Irsyad (25), salah seorang pengunjung yang ditemui Merdeka.com, mengaku datang jauh-jauh dari Kalimantan untuk menikmati suasana segar dan pemandangan khas pegunungan di Dusun Butuh.
“Saya ke sini karena keliatannya asyik. Kalau di Kalimantan kan panas. Tapi kalau di sini suasananya berbeda,” kata Irsyad.
Pada momen itu, Irsyad berwisata ke Dusun Butuh bersama seorang temannya, Fatria (22), yang sama-sama bekerja pada sebuah perusahaan hutan di Kalimantan.
Mereka terlihat lelah karena baru saja berjalan dari pintu loket Dusun Butuh hingga ke titik permukiman paling ujung utara sekaligus paling tinggi di sana.
Berdasarkan pantauan
Merdeka.com, jalan-jalan kampung di Dusun Butuh memiliki tingkat kemiringan yang ekstrem.
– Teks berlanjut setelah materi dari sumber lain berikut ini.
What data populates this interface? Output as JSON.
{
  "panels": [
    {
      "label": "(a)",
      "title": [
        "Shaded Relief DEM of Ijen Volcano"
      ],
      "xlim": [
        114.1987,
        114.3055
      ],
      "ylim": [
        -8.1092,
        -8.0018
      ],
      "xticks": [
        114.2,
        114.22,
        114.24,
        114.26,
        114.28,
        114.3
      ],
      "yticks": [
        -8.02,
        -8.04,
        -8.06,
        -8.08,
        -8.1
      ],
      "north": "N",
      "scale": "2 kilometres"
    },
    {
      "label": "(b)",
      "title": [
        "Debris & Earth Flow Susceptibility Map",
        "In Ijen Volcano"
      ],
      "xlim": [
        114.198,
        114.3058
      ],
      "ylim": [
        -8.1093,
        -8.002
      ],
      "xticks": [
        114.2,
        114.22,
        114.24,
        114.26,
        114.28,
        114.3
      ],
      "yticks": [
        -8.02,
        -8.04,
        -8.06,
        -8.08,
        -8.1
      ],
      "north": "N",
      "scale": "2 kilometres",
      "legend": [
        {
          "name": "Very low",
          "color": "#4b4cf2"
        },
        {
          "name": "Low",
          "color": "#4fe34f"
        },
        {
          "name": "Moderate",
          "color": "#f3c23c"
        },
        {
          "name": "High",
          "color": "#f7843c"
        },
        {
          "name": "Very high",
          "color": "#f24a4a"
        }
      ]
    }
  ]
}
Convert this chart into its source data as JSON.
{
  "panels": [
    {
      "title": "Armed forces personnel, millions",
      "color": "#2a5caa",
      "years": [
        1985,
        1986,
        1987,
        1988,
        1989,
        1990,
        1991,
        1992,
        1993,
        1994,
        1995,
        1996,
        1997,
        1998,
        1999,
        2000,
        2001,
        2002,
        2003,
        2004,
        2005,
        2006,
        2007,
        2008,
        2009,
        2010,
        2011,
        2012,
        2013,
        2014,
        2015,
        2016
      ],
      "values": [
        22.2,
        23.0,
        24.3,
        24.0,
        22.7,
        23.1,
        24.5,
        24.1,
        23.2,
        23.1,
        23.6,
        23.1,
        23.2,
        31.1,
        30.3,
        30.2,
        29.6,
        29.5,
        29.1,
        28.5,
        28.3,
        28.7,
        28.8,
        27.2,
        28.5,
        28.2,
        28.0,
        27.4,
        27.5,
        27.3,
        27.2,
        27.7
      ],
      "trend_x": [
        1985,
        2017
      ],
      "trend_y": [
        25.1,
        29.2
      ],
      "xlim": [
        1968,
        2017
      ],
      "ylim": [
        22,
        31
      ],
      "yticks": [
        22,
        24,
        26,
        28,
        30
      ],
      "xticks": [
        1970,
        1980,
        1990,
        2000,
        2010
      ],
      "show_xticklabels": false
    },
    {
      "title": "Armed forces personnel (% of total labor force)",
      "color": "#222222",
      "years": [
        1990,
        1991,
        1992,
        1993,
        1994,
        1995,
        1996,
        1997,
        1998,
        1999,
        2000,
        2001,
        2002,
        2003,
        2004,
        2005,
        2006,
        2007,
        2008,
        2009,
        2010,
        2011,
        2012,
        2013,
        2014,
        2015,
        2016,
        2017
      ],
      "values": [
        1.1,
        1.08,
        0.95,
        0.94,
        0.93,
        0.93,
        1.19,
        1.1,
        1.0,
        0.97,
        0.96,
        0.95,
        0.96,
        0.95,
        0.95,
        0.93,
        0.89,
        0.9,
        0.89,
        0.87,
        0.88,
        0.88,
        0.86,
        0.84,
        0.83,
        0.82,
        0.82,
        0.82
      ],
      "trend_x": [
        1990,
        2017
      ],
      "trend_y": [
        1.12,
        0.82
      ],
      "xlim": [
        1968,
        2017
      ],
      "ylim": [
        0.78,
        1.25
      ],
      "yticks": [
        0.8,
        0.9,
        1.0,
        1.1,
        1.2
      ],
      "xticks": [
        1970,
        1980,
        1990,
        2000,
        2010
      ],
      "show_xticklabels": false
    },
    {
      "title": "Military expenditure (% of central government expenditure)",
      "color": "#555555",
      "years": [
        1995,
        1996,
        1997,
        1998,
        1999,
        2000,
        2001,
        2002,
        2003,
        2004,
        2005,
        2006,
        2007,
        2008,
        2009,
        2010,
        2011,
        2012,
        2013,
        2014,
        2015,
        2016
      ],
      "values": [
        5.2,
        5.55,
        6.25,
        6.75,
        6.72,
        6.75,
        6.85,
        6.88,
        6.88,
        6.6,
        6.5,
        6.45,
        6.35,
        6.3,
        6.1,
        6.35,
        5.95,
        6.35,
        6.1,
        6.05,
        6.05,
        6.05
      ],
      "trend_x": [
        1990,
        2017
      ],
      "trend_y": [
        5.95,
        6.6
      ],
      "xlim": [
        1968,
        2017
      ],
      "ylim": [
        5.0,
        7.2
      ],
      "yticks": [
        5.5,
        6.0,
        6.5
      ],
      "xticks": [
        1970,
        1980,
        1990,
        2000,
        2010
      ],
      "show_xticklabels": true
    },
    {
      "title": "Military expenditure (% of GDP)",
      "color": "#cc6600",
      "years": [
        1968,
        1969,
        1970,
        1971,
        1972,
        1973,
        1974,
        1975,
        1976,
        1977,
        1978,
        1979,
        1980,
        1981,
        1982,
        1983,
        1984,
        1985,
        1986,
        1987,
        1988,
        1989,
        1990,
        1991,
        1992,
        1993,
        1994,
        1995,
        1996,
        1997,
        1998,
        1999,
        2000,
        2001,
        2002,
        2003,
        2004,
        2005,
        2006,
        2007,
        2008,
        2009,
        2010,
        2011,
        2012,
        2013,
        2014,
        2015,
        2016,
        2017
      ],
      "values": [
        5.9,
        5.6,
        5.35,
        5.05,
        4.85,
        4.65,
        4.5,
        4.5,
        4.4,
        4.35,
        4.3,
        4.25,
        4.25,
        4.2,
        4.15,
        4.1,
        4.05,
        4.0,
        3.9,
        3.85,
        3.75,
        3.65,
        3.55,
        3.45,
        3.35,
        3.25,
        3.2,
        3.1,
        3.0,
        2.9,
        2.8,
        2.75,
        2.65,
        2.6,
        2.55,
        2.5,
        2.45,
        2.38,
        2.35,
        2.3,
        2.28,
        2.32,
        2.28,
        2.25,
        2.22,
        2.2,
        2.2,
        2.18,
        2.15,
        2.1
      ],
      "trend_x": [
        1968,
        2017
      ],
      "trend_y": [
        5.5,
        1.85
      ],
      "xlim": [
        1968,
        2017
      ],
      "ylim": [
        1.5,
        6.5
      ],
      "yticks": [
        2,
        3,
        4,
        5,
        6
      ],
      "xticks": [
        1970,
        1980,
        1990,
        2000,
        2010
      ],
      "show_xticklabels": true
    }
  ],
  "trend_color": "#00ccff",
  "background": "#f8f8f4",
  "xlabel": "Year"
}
Oleh karena itu, demi alasan keamanan, wisatawan yang hendak berkeliling dusun harus meninggalkan kendaraan di parkiran. Setelah itu perjalanan bisa dilanjutkan dengan berjalan kaki atau naik ojek yang disediakan pihak pengelola wisata.
Di Dusun Butuh sendiri, terdapat sebuah paguyuban bernama “Jek-Jek Nung”, singkatan dari Ojek-Ojek Gunung.
Paguyuban ini beranggotakan para tukang ojek yang awalnya bertugas untuk mengantar atau menjemput pendaki menuju maupun dari titik pendakian.
Tarif yang dikenakan pendaki untuk bisa naik ojek itu adalah Rp20.000 sekali jalan, untuk pulang pergi tarif totalnya Rp40.000.
Salah satu anggota “Jek-Jek Nung” itu adalah Faiz. Dia sudah menjadi pengemudi ojek sejak tahun 2017. Biasanya Faiz mangkal di pos ojek setiap akhir pekan, sementara pada hari-hari biasa ia bekerja sebagai petani. Selama ini, ia merasa pendapatan yang diperoleh sebagai pengemudi ojek tidaklah menentu.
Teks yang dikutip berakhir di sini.